Following 24 h of seeding, NCI-H358, Calu-3 cells, A549 cells were cultured with derived media from (A) IMRM, IMRM-C, IMRM-A, and IMRM-D, (B) NCIM, NCIM-C, NCIM-A, NCIM-D, CALM, CALM-C, CALM-A, CALM-D, A549M, A549M-C, A549M-A, and A549M-D (C) direct exposure to 50 mg/L of three types of asbestos (chrysotile, amosite, and crocidolite). Cells were also grown in EMEM normal medium. (D) Comparison of the percentage difference in the mean NCI compared to control (EMEM) at 96 h.
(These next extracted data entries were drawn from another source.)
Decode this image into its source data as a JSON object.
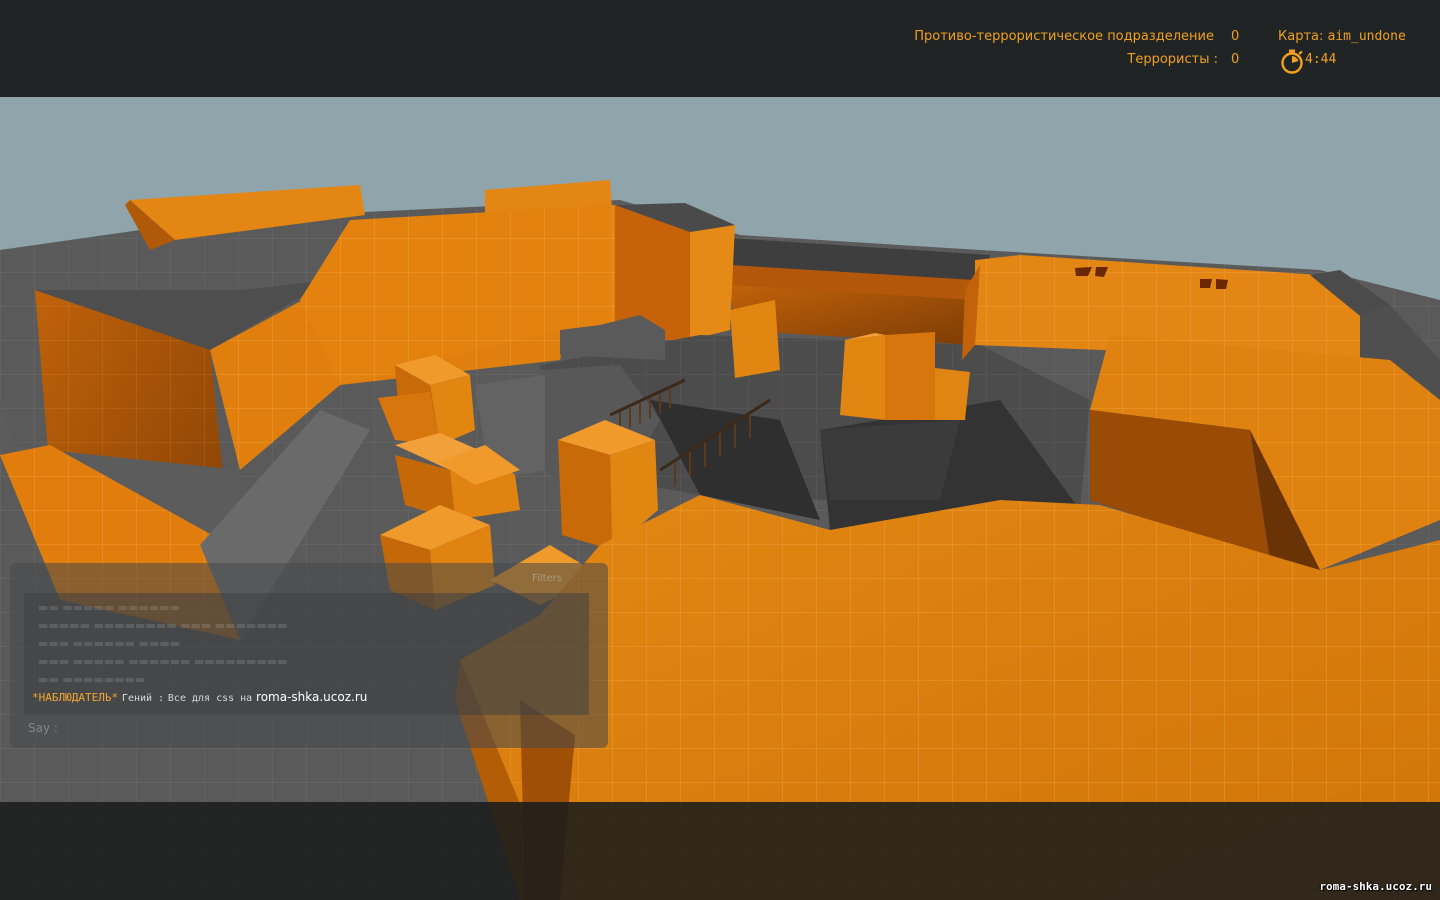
{
  "scoreboard": {
    "ct_team_label": "Противо-террористическое подразделение",
    "ct_score": "0",
    "t_team_label": "Террористы :",
    "t_score": "0"
  },
  "map": {
    "label": "Карта:",
    "name": "aim_undone"
  },
  "timer": {
    "icon": "stopwatch-icon",
    "time": "4:44"
  },
  "chat": {
    "filters_label": "Filters",
    "message": {
      "tag": "*НАБЛЮДАТЕЛЬ*",
      "author": "Гений :",
      "text": "Все для css на",
      "site": "roma-shka.ucoz.ru"
    },
    "say_label": "Say :"
  },
  "watermark": "roma-shka.ucoz.ru",
  "colors": {
    "hud_text": "#f0a020",
    "hud_bar": "#1a1c1d",
    "wall_orange": "#e5830c",
    "wall_grey": "#5f5f5f",
    "sky": "#8fa3aa"
  }
}
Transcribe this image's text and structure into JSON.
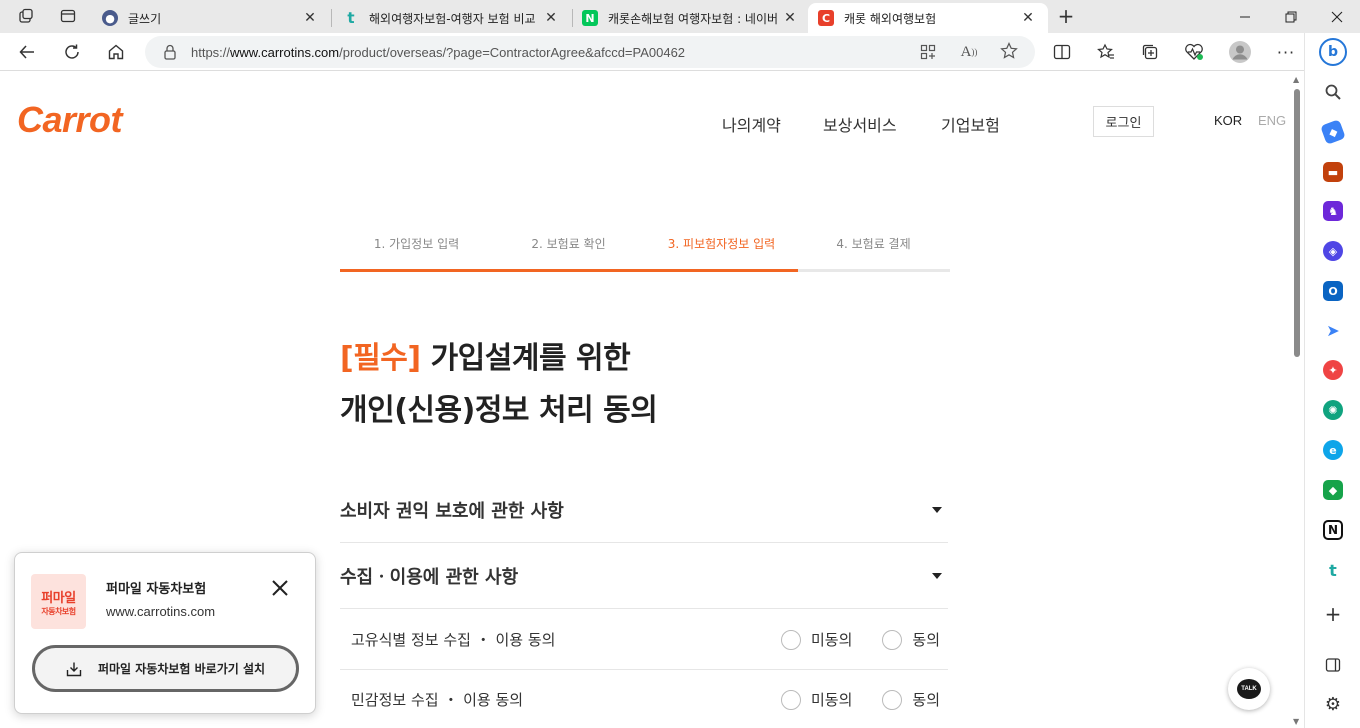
{
  "browser": {
    "tabs": [
      {
        "title": "글쓰기",
        "icon": "blog-icon",
        "color": "#4a5b8c"
      },
      {
        "title": "해외여행자보험-여행자 보험 비교",
        "icon": "tistory-icon",
        "color": "#1fa9a3"
      },
      {
        "title": "캐롯손해보험 여행자보험 : 네이버",
        "icon": "naver-icon",
        "color": "#03c75a"
      },
      {
        "title": "캐롯 해외여행보험",
        "icon": "carrot-icon",
        "color": "#e8402b"
      }
    ],
    "url_prefix": "https://",
    "url_host": "www.carrotins.com",
    "url_path": "/product/overseas/?page=ContractorAgree&afccd=PA00462"
  },
  "site": {
    "logo": "Carrot",
    "nav": [
      "나의계약",
      "보상서비스",
      "기업보험"
    ],
    "login": "로그인",
    "lang_kor": "KOR",
    "lang_eng": "ENG",
    "accent": "#f26522"
  },
  "steps": [
    "1. 가입정보 입력",
    "2. 보험료 확인",
    "3. 피보험자정보 입력",
    "4. 보험료 결제"
  ],
  "active_step": 3,
  "heading": {
    "required": "[필수]",
    "line1": " 가입설계를 위한",
    "line2": "개인(신용)정보 처리 동의"
  },
  "sections": [
    {
      "title": "소비자 권익 보호에 관한 사항"
    },
    {
      "title": "수집ㆍ이용에 관한 사항"
    }
  ],
  "agreements": [
    {
      "label": "고유식별 정보 수집 ・ 이용 동의",
      "disagree": "미동의",
      "agree": "동의"
    },
    {
      "label": "민감정보 수집 ・ 이용 동의",
      "disagree": "미동의",
      "agree": "동의"
    }
  ],
  "talk": "TALK",
  "popup": {
    "icon_line1": "퍼마일",
    "icon_line2": "자동차보험",
    "app_name": "퍼마일 자동차보험",
    "app_url": "www.carrotins.com",
    "install_label": "퍼마일 자동차보험 바로가기 설치"
  }
}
Error bars represent SD (n = 4). *P < 0.05, **P < 0.01, ***P < 0.001 compared to EMEM, and #P < 0.05, ##P < 0.01, ###P < 0.001 for comparisons between two groups.

https://doi.org/10.1371/journal.pone.0222160.g001

Monitoring cell migration behavior in real time

The rate of migration of lung cancer cells in the presence of media obtained from asbestos-exposed lung fibroblasts was assessed (Fig 2). Fibroblasts were assessed the UC of CIM-plate 16, while the target media was placed in the LC of CIM-plate 16, and the migration of these cells was monitored over 24 h. The optimal cell density for assessing cell migration was 20,000 cells/well for A549 cells; NCI-H358 and Calu-3 cells could not be used for migration assays due to lack of migration affinity in the RTCA system (S6 Fig). The evolution of the CI value with time, which indicated the migration rate of A549 cells, showed that the rate of migration to IMRM was higher than that of EMEM (P < 0.05, n = 4). More importantly, A549 cells migrate more rapidly toward IMRM-C, IMRM-A, and IMRM-D than to IMRM (P < 0.05, n = 4) (Fig 2A and 2D). In contrast, A549M, A549M-C, A549M-A, A549M-D, and direct addition of asbestos in LC did not enhance migration over time (Fig 2B, 2C and 2D). These results indicate the synergistic effect of the interaction between asbestos and lung fibroblast cells on lung cancer cell migration.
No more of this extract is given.